Asabia El Aroos (afghanistan)
Total Time: 1 hr 20 mins
Preparation Time: 1 hr
Cook Time: 20 mins
Ingredients
- Servings: 12
- 100 g sugar
- 100 ml water
- 1 teaspoon lime juice
- 100 g almonds or 100 g pistachios
- 50 g sugar
- 1 egg
- 200 g frozen phyllo dough or 18 pieces phyllo dough
Recipe
- 1 prepare the syrup (sugar, water, lime juice) in advance and chill it in the fridge. i can’t stress enough how important this is, since my syrup wasn’t cold enough and, consequently, not thick enough.

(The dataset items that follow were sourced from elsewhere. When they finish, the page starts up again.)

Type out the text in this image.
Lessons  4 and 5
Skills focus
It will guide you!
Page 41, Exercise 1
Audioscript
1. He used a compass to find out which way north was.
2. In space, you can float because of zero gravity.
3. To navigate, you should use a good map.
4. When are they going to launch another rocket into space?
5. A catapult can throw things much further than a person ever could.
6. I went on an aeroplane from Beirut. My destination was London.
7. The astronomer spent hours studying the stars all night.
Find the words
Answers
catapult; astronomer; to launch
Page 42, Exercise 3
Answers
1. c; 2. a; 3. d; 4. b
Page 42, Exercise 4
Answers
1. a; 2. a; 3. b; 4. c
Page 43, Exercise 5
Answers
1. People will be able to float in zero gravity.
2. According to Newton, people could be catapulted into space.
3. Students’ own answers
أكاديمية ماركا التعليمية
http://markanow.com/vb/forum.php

- 2 to make the filling, simply combine sugar and nuts in a food processor.
- 3 first preheat the oven to 375°f (180°c). cut the filo into 18′ * 12′ (about 30 * 22cm). lay the rectangles on the table one by one, with the shorter side facing you. place a table spoon of the filling on the side facing you and roll it up from the short side, forming a fat cigar shape. place on the baking sheet with the cut edge down. repeat with the remaining dough.
- 4 beat the egg and brush the tops of the pastries. bake for 15-20 min, or until golden brown.
- 5 place everything on a tray and pour the syrup over. alternatively, if that sounds too sweet for you, you can just dip the “fingers” in syrup.